Quasi tutti verso il Centro-Nord. Per avere una diagnosi il 31,2% ha atteso più di 10 anni
Due persone su tre colpite da malattie rare, il 66%, costretti a spostarsi per curarsi. E' quanto emerge dall’Osservatorio civico sul federalismo in sanità, giunto alla sua ottava edizione, presentato oggi da Cittadinanzattiva-Tribunale per i diritti del malato nel corso di un webmeeting. Attraverso un'indagine civica volta a verificare lo stato attuale di vita e di cura delle persone affette da una malattia rara, Cittadinanzattiva ha raggiunto 724 pazienti, prevalentemente donne (73%), il 50,4% ha un'età compresa tra i 41 ed i 60 anni, di tutte le regioni italiani ad eccezione del Molise.

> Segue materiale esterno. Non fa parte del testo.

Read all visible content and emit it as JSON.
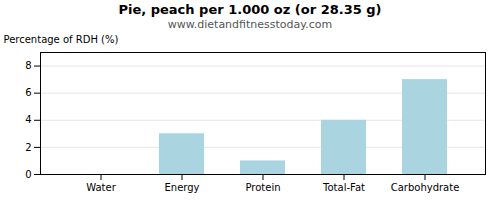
{
  "chart_data": {
    "type": "bar",
    "title": "Pie, peach per 1.000 oz (or 28.35 g)",
    "subtitle": "www.dietandfitnesstoday.com",
    "categories": [
      "Water",
      "Energy",
      "Protein",
      "Total-Fat",
      "Carbohydrate"
    ],
    "values": [
      0,
      3,
      1,
      4,
      7
    ],
    "color": "#aad4e0",
    "ylabel": "Percentage of RDH (%)",
    "ylim": [
      0,
      9
    ],
    "yticks": [
      0,
      2,
      4,
      6,
      8
    ],
    "grid": true
  }
}
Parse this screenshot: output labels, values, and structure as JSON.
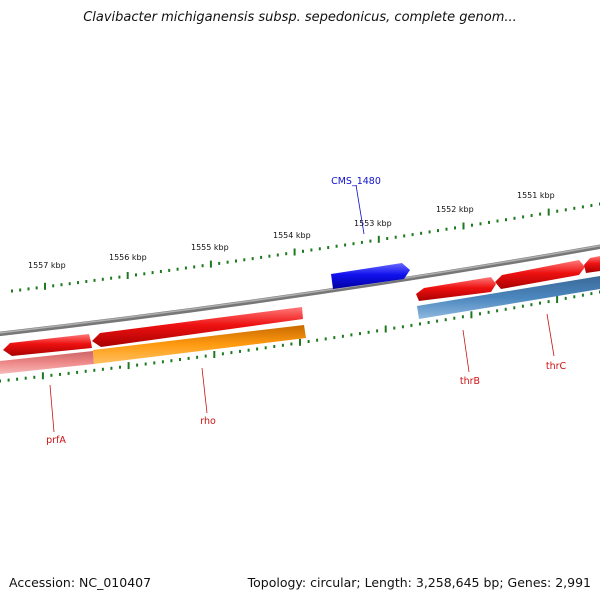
{
  "title": "Clavibacter michiganensis subsp. sepedonicus, complete genom...",
  "footer": {
    "accession": "Accession: NC_010407",
    "summary": "Topology: circular; Length: 3,258,645 bp; Genes: 2,991"
  },
  "colors": {
    "backbone": "#8a8a8a",
    "ticks": "#1e7a1e",
    "forward_gene": "#ee1111",
    "reverse_gene_steel": "#4a86bd",
    "reverse_gene_orange": "#ff9a10",
    "reverse_gene_pink": "#ee8888",
    "highlight_gene": "#1111ee",
    "gene_label": "#cc1111",
    "highlight_label": "#1111cc"
  },
  "scale_labels": [
    "1557 kbp",
    "1556 kbp",
    "1555 kbp",
    "1554 kbp",
    "1553 kbp",
    "1552 kbp",
    "1551 kbp"
  ],
  "genes": [
    {
      "name": "prfA",
      "strand": "reverse"
    },
    {
      "name": "rho",
      "strand": "reverse"
    },
    {
      "name": "thrB",
      "strand": "reverse"
    },
    {
      "name": "thrC",
      "strand": "reverse"
    },
    {
      "name": "CMS_1480",
      "strand": "forward",
      "highlight": true
    }
  ]
}
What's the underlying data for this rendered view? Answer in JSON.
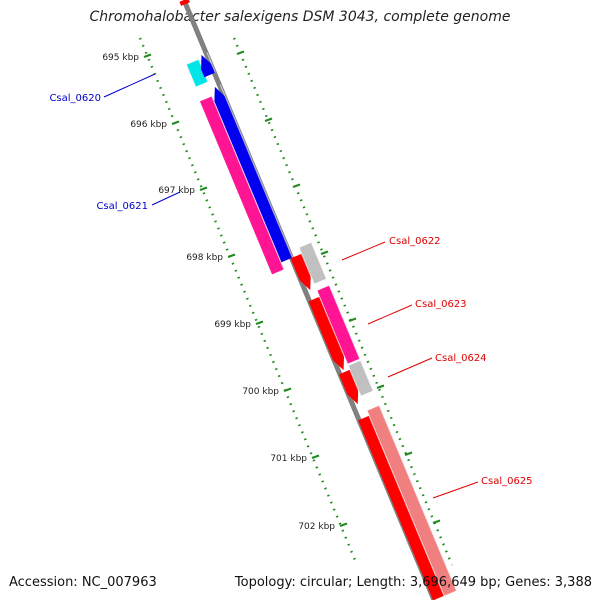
{
  "title": "Chromohalobacter salexigens DSM 3043, complete genome",
  "footer": {
    "accession": "Accession: NC_007963",
    "summary": "Topology: circular; Length: 3,696,649 bp; Genes: 3,388"
  },
  "ticks": [
    {
      "label": "695 kbp",
      "kbp": 695
    },
    {
      "label": "696 kbp",
      "kbp": 696
    },
    {
      "label": "697 kbp",
      "kbp": 697
    },
    {
      "label": "698 kbp",
      "kbp": 698
    },
    {
      "label": "699 kbp",
      "kbp": 699
    },
    {
      "label": "700 kbp",
      "kbp": 700
    },
    {
      "label": "701 kbp",
      "kbp": 701
    },
    {
      "label": "702 kbp",
      "kbp": 702
    }
  ],
  "genes": [
    {
      "label": "Csal_0620",
      "color": "#0000cc"
    },
    {
      "label": "Csal_0621",
      "color": "#0000cc"
    },
    {
      "label": "Csal_0622",
      "color": "#dd0000"
    },
    {
      "label": "Csal_0623",
      "color": "#dd0000"
    },
    {
      "label": "Csal_0624",
      "color": "#dd0000"
    },
    {
      "label": "Csal_0625",
      "color": "#dd0000"
    }
  ],
  "colors": {
    "backbone": "#808080",
    "tick": "#228b22",
    "cds_forward": "#0000ee",
    "cds_reverse": "#ff0000",
    "rrna": "#00e5e5",
    "pink": "#ff1493",
    "light_pink": "#f08080",
    "gray": "#c0c0c0"
  }
}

L’81,3% degli intervistati è affetto da una patologia rara riconosciuta dal decreto ministeriale n.279/2001, ma il 16,2% non sa nemmeno se la patologia è ufficialmente riconosciuta o no. Ben il 23,5% dei pazienti non è in cura in un centro che fa parte della rete delle malattie rare. E se due pazienti su tre sono costretti a spostarsi per curarsi, la 'migrazione' per quasi tutti è verso il Centro/Nord, in prevalenza verso la Lombardia (19%), il Piemonte (13,9%), il Lazio (13%), la Toscana (11,7%), il Veneto (9,8%) e l’Emilia Romagna (7,3%). Per quanto riguarda il Mezzogiorno il punto di riferimento è rappresentato dalla Campania (4,7%).
Per giungere alla diagnosi, ben il 31,2% dichiara di aver atteso più di 10 anni, il 23% dichiara di averci messo dai 2 ai 10 anni, dobbiamo arrivare al 12,5% del campione per arrivare ad un’attesa accettabile (meno di sei mesi). Sorprende la quota pari al 7,2% di persone che è arrivato da solo a formulare il dubbio diagnostico, con una ricerca su internet, con un programma o una pubblicità in televisione, o ancora con un articolo su una rivista.
E ancora, durante il periodo di emergenza Covid-19 e di lockdown il 65% ha avuto grandi difficoltà, in particolare per l'interruzione della assistenza specialistica (43,7%), il 36,2% ha riscontrato problemi nel poter continuare la terapia, l'8,2% si è trovato senza assistenza personale, con l'impossibilità di muoversi e un aiuto nel compiere atti quotidiani come vestirsi, lavarsi. C'era anche il timore di recarsi nella farmacia territoriale per paura di contrarre il virus (25,4%) o l'impossibilità di proseguire la terapia a causa della chiusura del day hospital (18,9%). Ancora, il 13,6% ha avuto difficoltà nella consegna dei farmaci a domicilio.